Organisational databases are not created by a single individual with a single access device. These databases grow and the growth is fed by multiple users inputting data from multiple devices from diverse locations. The data is often shared across devices by users attempting to collaborate. As a result, data is downloaded and stored on local devices for instant access and use. This results in disorganised duplication of same, similar or slightly modified version of the information and storage of such data at multiple locations.

The IT Administrator entrusted with the task of consolidation backup and recovery of information for the organisation is often flummoxed by the infinite number of times a single piece of information is duplicated across the organisation. If each piece of information is to be checked for duplication manually and then dropped into the backup basket, the task will be gruelling to say the least and will assume nightmarish proportions for the individual over a period of time. De-duplication technologies are used to automate the task of identifying and eliminating duplicates of information during the process of consolidation.

Most cloud backup and recovery software come with integrated de-duplication technologies. The IT Administrator has to begin the process of consolidation by identifying a primary backup set for seeding the backup repository. Each piece of information is encoded with a hash algorithm that is unique to the file/folder or block of information seeded. Backup of data from every other device connecting to the enterprise network is also encoded with the hash algorithm and hash algorithms are compared for identifying any duplicate information that may exist in the current backup set. All duplicates are then eliminated and references to the original information is stored in place of the duplicates in case the data has to be recovered to a new device with all duplicates intact.

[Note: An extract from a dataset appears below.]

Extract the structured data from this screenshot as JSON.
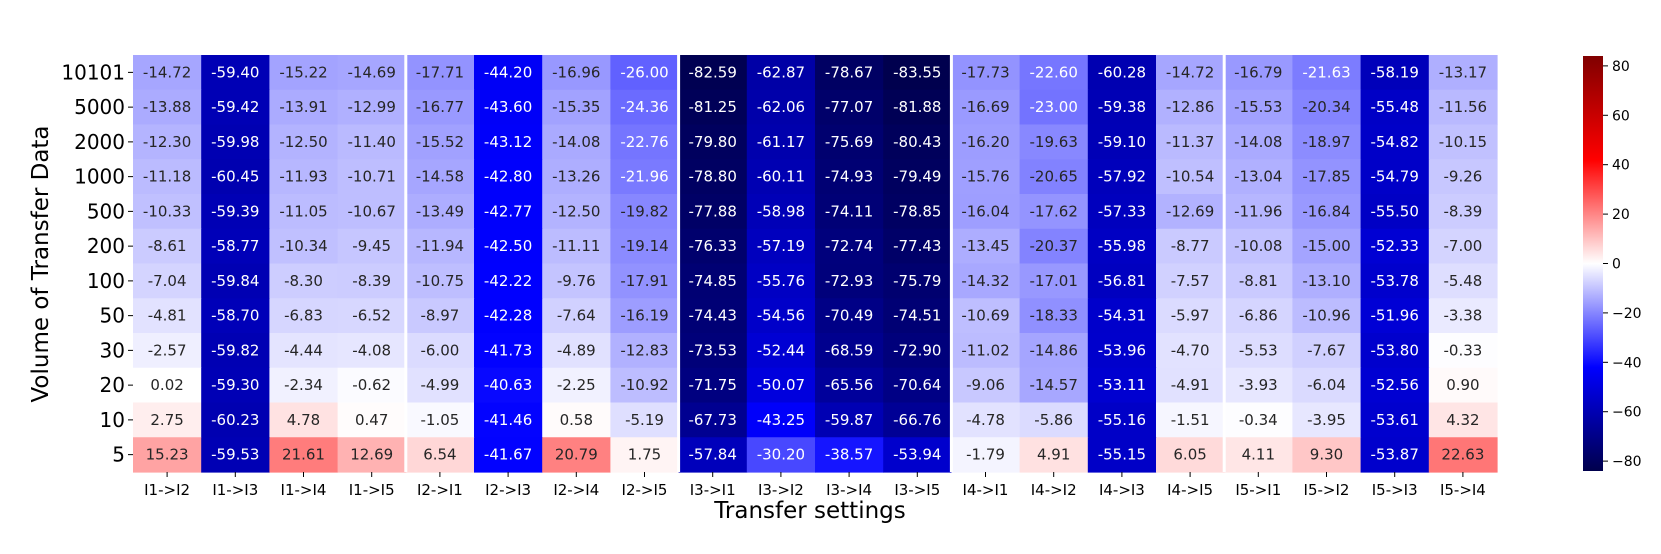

De-duplication is often described as a compression function. This is because the removal of data compresses the volume of information that is ultimately stored in the cloud database. Moreover, compression functions in a sense remove duplicates of information at granular levels within the file or folder. For instance compression removes all the spaces between words to reduce the amount of space that is occupied by the data in the storage repository. However, the two functions differ from each other in purpose and scope. De-duplication attempts to remove duplicates of information to rationalise the data stored in the database. Compression is purely a functionality used to save on space. The process of de-duplication and compression will have to be reversed at the time of recovery, in order to obtain the complete data set from the storage.